Pension changes force workers to pay for retirement

The Abbott government has been pushing for cuts to the pension since its horror budget last year. The Commission of Audit that drew up Abbott’s attacks declared the pension had to become “a social safety net”, with less people accessing it. Their aim is to force workers to save more during their working lives and then wind back pension access.

The changes to the pension that passed parliament recently—sadly, with the support of The Greens—are a step in this direction.

The government tried to sell the changes as fair by increasing payments to pensioners with fewer assets. But its claim that 170,000 pensioners would benefit has been questioned by the Combined Pensioners and Superannuants Association, because pension payments are means tested on income as well as assets. It says that most of these people, “won’t see any increase in their pension.”

The overall effect of the changes is a substantial cut to total pensions spending of $2.5 billion over four years. The Greens say this simply reverses a change made by the Howard government in 2007 that was over-generous.

The changes sharpen the means testing of the pension, pitting better off workers against others. The immediate impact will see 330,000 people either lose pension payments or get a reduced payment. This will hit people who were well-paid workers, or the top 14 per cent of people on some pension. The very wealthiest 20 per cent already receive no pension payment at all.

Single homeowners with over $290,000 of superannuation savings and couples with over $451,500 will lose money. This sounds like a lot, but the average superannuation payout at retirement for men is now $200,000.

Younger workers lose

The most severe impact will be on those retiring in future decades. Modelling has found the changes will hit workers on modest incomes in today’s workforce when they retire. The changes mean an extra 30 per cent of single women and 20 per cent of single men set to retire in 2055, aged 27 today, would fail to get income sufficient for a comfortable retirement.

This is a product of the introduction of compulsory superannuation since 1992. This will increase from 9.5 per cent of wages currently to 12 per cent over the next ten years. The result is that younger workers will have greater savings when they reach retirement. This was designed to force the burden of paying for retirement onto workers.

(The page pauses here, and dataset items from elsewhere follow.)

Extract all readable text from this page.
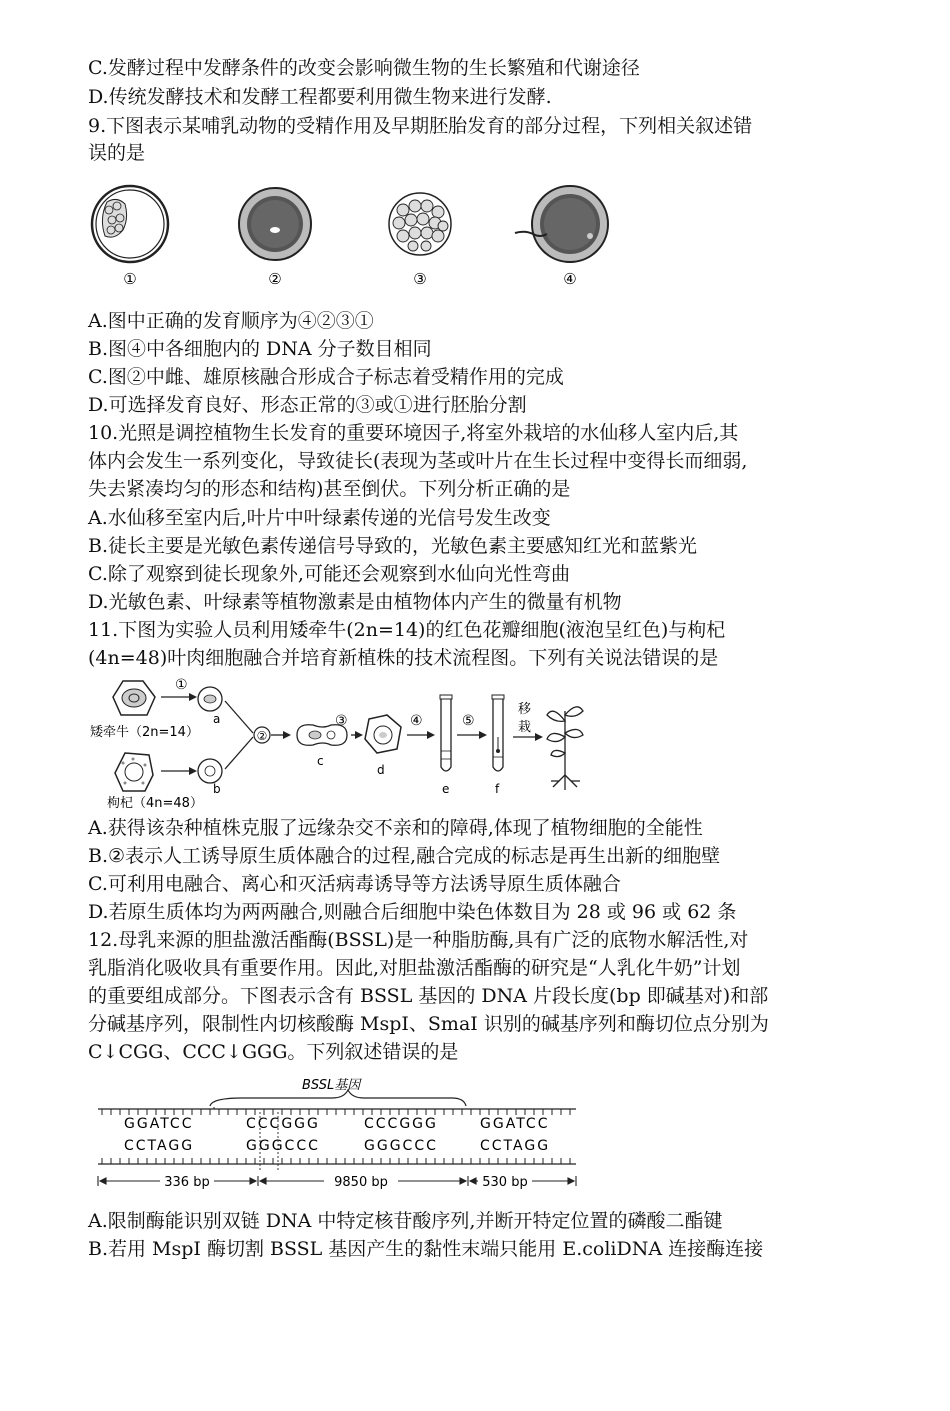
C.发酵过程中发酵条件的改变会影响微生物的生长繁殖和代谢途径
D.传统发酵技术和发酵工程都要利用微生物来进行发酵.
9.下图表示某哺乳动物的受精作用及早期胚胎发育的部分过程，下列相关叙述错
误的是
①	②	③	④
A.图中正确的发育顺序为④②③①
B.图④中各细胞内的 DNA 分子数目相同
C.图②中雌、雄原核融合形成合子标志着受精作用的完成
D.可选择发育良好、形态正常的③或①进行胚胎分割
10.光照是调控植物生长发育的重要环境因子,将室外栽培的水仙移人室内后,其
体内会发生一系列变化，导致徒长(表现为茎或叶片在生长过程中变得长而细弱,
失去紧凑均匀的形态和结构)甚至倒伏。下列分析正确的是
A.水仙移至室内后,叶片中叶绿素传递的光信号发生改变
B.徒长主要是光敏色素传递信号导致的，光敏色素主要感知红光和蓝紫光
C.除了观察到徒长现象外,可能还会观察到水仙向光性弯曲
D.光敏色素、叶绿素等植物激素是由植物体内产生的微量有机物
11.下图为实验人员利用矮牵牛(2n=14)的红色花瓣细胞(液泡呈红色)与枸杞
(4n=48)叶肉细胞融合并培育新植株的技术流程图。下列有关说法错误的是
矮牵牛（2n=14）
枸杞（4n=48）
①
a
b
②
c
③
d
④
e
⑤
f
移
栽
A.获得该杂种植株克服了远缘杂交不亲和的障碍,体现了植物细胞的全能性
B.②表示人工诱导原生质体融合的过程,融合完成的标志是再生出新的细胞壁
C.可利用电融合、离心和灭活病毒诱导等方法诱导原生质体融合
D.若原生质体均为两两融合,则融合后细胞中染色体数目为 28 或 96 或 62 条
12.母乳来源的胆盐激活酯酶(BSSL)是一种脂肪酶,具有广泛的底物水解活性,对
乳脂消化吸收具有重要作用。因此,对胆盐激活酯酶的研究是“人乳化牛奶”计划
的重要组成部分。下图表示含有 BSSL 基因的 DNA 片段长度(bp 即碱基对)和部
分碱基序列，限制性内切核酸酶 MspI、SmaI 识别的碱基序列和酶切位点分别为
C↓CGG、CCC↓GGG。下列叙述错误的是
BSSL基因
GGATCC	CCCGGG	CCCGGG	GGATCC
CCTAGG	GGGCCC	GGGCCC	CCTAGG
336 bp	9850 bp	530 bp
A.限制酶能识别双链 DNA 中特定核苷酸序列,并断开特定位置的磷酸二酯键
B.若用 MspI 酶切割 BSSL 基因产生的黏性末端只能用 E.coliDNA 连接酶连接
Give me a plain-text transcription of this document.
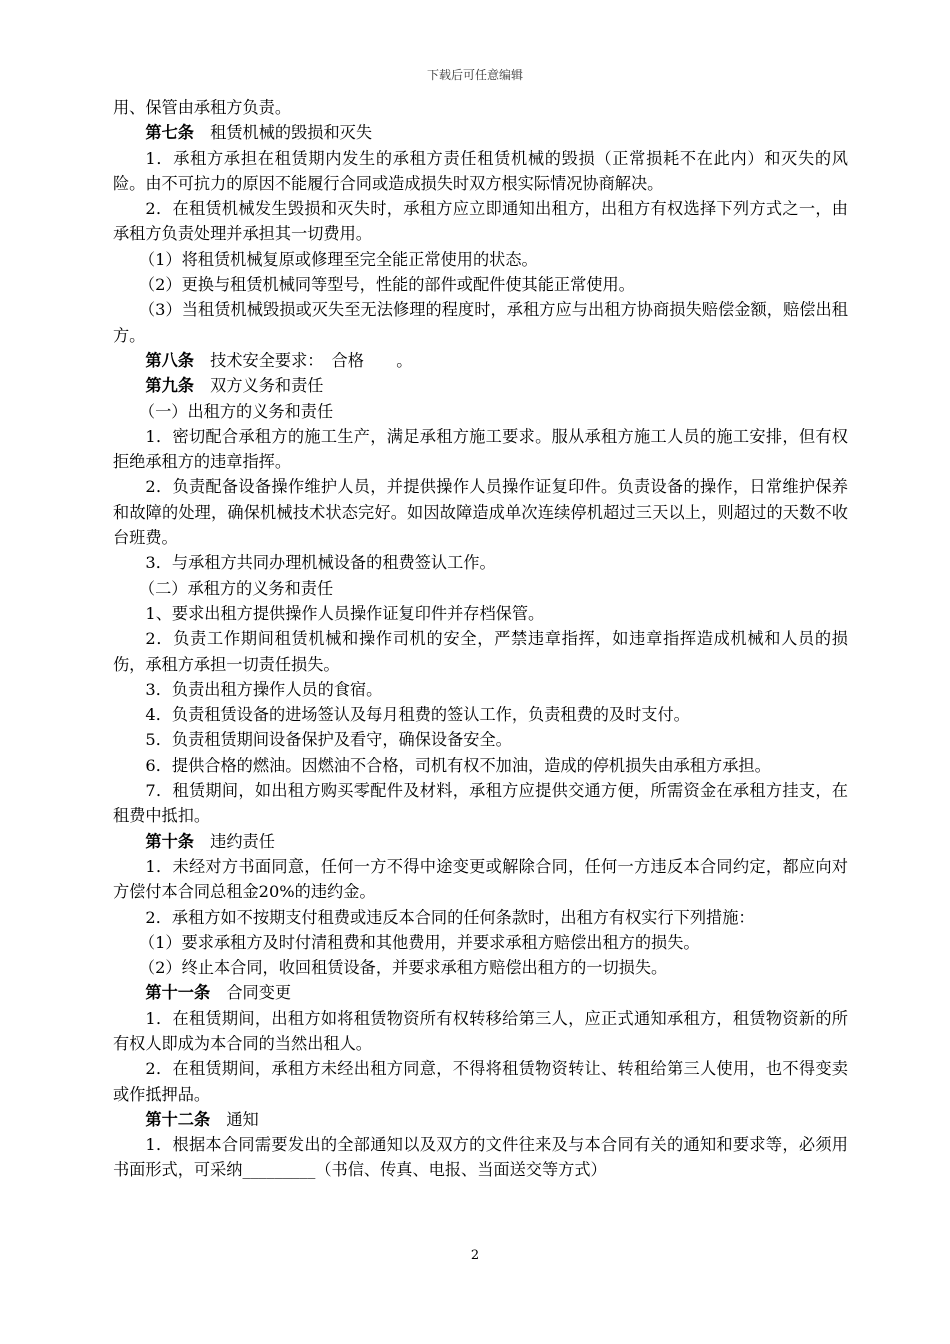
下载后可任意编辑

用、保管由承租方负责。

第七条　 租赁机械的毁损和灭失

1．承租方承担在租赁期内发生的承租方责任租赁机械的毁损（正常损耗不在此内）和灭失的风险。由不可抗力的原因不能履行合同或造成损失时双方根实际情况协商解决。

2．在租赁机械发生毁损和灭失时，承租方应立即通知出租方，出租方有权选择下列方式之一，由承租方负责处理并承担其一切费用。

（1）将租赁机械复原或修理至完全能正常使用的状态。

（2）更换与租赁机械同等型号，性能的部件或配件使其能正常使用。

（3）当租赁机械毁损或灭失至无法修理的程度时，承租方应与出租方协商损失赔偿金额，赔偿出租方。

第八条　 技术安全要求：　合格　　。

第九条　 双方义务和责任

（一）出租方的义务和责任

1．密切配合承租方的施工生产，满足承租方施工要求。服从承租方施工人员的施工安排，但有权拒绝承租方的违章指挥。

2．负责配备设备操作维护人员，并提供操作人员操作证复印件。负责设备的操作，日常维护保养和故障的处理，确保机械技术状态完好。如因故障造成单次连续停机超过三天以上，则超过的天数不收台班费。

3．与承租方共同办理机械设备的租费签认工作。

（二）承租方的义务和责任

1、要求出租方提供操作人员操作证复印件并存档保管。

2．负责工作期间租赁机械和操作司机的安全，严禁违章指挥，如违章指挥造成机械和人员的损伤，承租方承担一切责任损失。

3．负责出租方操作人员的食宿。

4．负责租赁设备的进场签认及每月租费的签认工作，负责租费的及时支付。

5．负责租赁期间设备保护及看守，确保设备安全。

6．提供合格的燃油。因燃油不合格，司机有权不加油，造成的停机损失由承租方承担。

7．租赁期间，如出租方购买零配件及材料，承租方应提供交通方便，所需资金在承租方挂支，在租费中抵扣。

第十条　 违约责任

1．未经对方书面同意，任何一方不得中途变更或解除合同，任何一方违反本合同约定，都应向对方偿付本合同总租金20%的违约金。

2．承租方如不按期支付租费或违反本合同的任何条款时，出租方有权实行下列措施：

（1）要求承租方及时付清租费和其他费用，并要求承租方赔偿出租方的损失。

（2）终止本合同，收回租赁设备，并要求承租方赔偿出租方的一切损失。

第十一条　 合同变更

1．在租赁期间，出租方如将租赁物资所有权转移给第三人，应正式通知承租方，租赁物资新的所有权人即成为本合同的当然出租人。

2．在租赁期间，承租方未经出租方同意，不得将租赁物资转让、转租给第三人使用，也不得变卖或作抵押品。

第十二条　 通知

1．根据本合同需要发出的全部通知以及双方的文件往来及与本合同有关的通知和要求等，必须用书面形式，可采纳_________（书信、传真、电报、当面送交等方式）

2
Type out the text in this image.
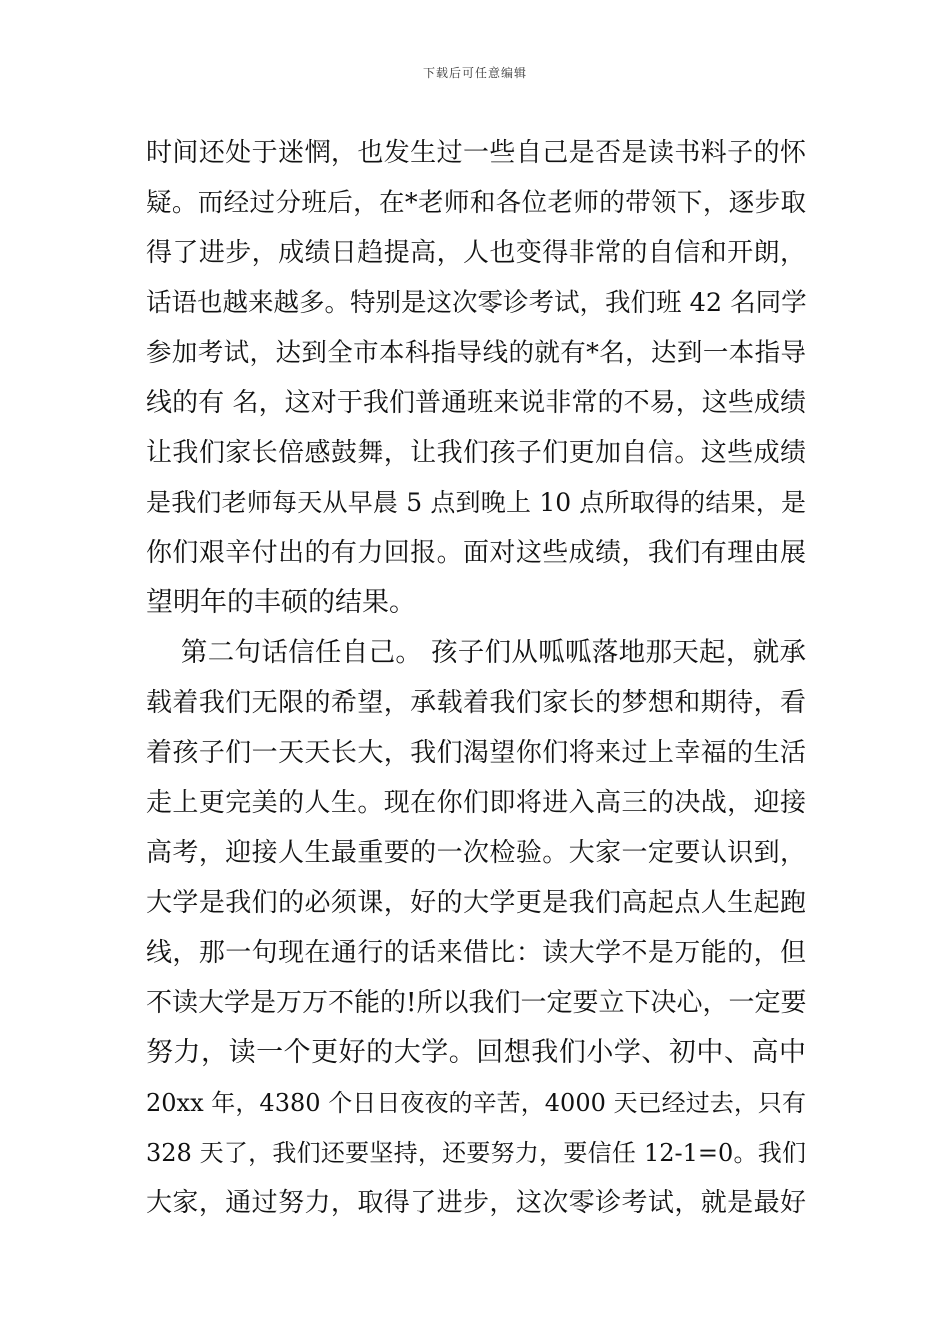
下载后可任意编辑
时间还处于迷惘，也发生过一些自己是否是读书料子的怀
疑。而经过分班后，在*老师和各位老师的带领下，逐步取
得了进步，成绩日趋提高，人也变得非常的自信和开朗，
话语也越来越多。特别是这次零诊考试，我们班 42 名同学
参加考试，达到全市本科指导线的就有*名，达到一本指导
线的有 名，这对于我们普通班来说非常的不易，这些成绩
让我们家长倍感鼓舞，让我们孩子们更加自信。这些成绩
是我们老师每天从早晨 5 点到晚上 10 点所取得的结果，是
你们艰辛付出的有力回报。面对这些成绩，我们有理由展
望明年的丰硕的结果。
第二句话信任自己。 孩子们从呱呱落地那天起，就承
载着我们无限的希望，承载着我们家长的梦想和期待，看
着孩子们一天天长大，我们渴望你们将来过上幸福的生活
走上更完美的人生。现在你们即将进入高三的决战，迎接
高考，迎接人生最重要的一次检验。大家一定要认识到，
大学是我们的必须课，好的大学更是我们高起点人生起跑
线，那一句现在通行的话来借比：读大学不是万能的，但
不读大学是万万不能的!所以我们一定要立下决心，一定要
努力，读一个更好的大学。回想我们小学、初中、高中
20xx 年，4380 个日日夜夜的辛苦，4000 天已经过去，只有
328 天了，我们还要坚持，还要努力，要信任 12-1=0。我们
大家，通过努力，取得了进步，这次零诊考试，就是最好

As Paul Keating, who designed the scheme, has explained, introducing compulsory superannuation cost workers, not business, because employers compensated for the superannuation contributions by not giving workers pay rises.

As he has put it, “In every year the super guarantee charge rose, from 4 per cent in 1991 to 9 per cent in 2002, unit labour costs fell sharply…Super was a cost only to the employees, not the employers.”

Or as Tony Abbott said in 1995, “Compulsory superannuation is one of the biggest con jobs ever foisted by government on the Australian people…The basic objective of compulsory superannuation is that the government is taking our money now so that it does not have to pay us a pension when we retire.”

Instead of tightening the means test on the pension, the government should be providing a universal pension set at a high enough standard to live comfortably in retirement. A single pensioner is currently living on just $22,365 a year.

One way to pay for this is properly taxing the superannuation and assets of the wealthy. The cost of superannuation concessions is an enormous $29.7 billion this year. They will cost more than total aged pension spending within three years. They are hugely inequitable with 60 per cent of the benefits, $18 billion a year, going to the top 20 per cent of income earners.

Instead of saving the government money they are just welfare for the rich. According to research by the Australia Institute, “the total cost of the pension and the tax concessions, at some $76 billion, far exceeds the $55 billion it would cost to simply pay the pension to everyone over 65”.

Paying a pension for everyone instead would enable the government to increase pensions across the board by 25 per cent. The Australia Institute estimates that 80 per cent of people would be better off.

But the Liberals are determined not to touch these handouts to the wealthy, with Abbott declaring there will be “no changes to super”. The Greens have secured a greater focus on superannuation concessions in government’s Tax Review. But there is no commitment to do anything about them.

Taking back some of the handouts from the rich would be a step in the right direction. The Greens’ support for stricter means testing to wind back the pension is not.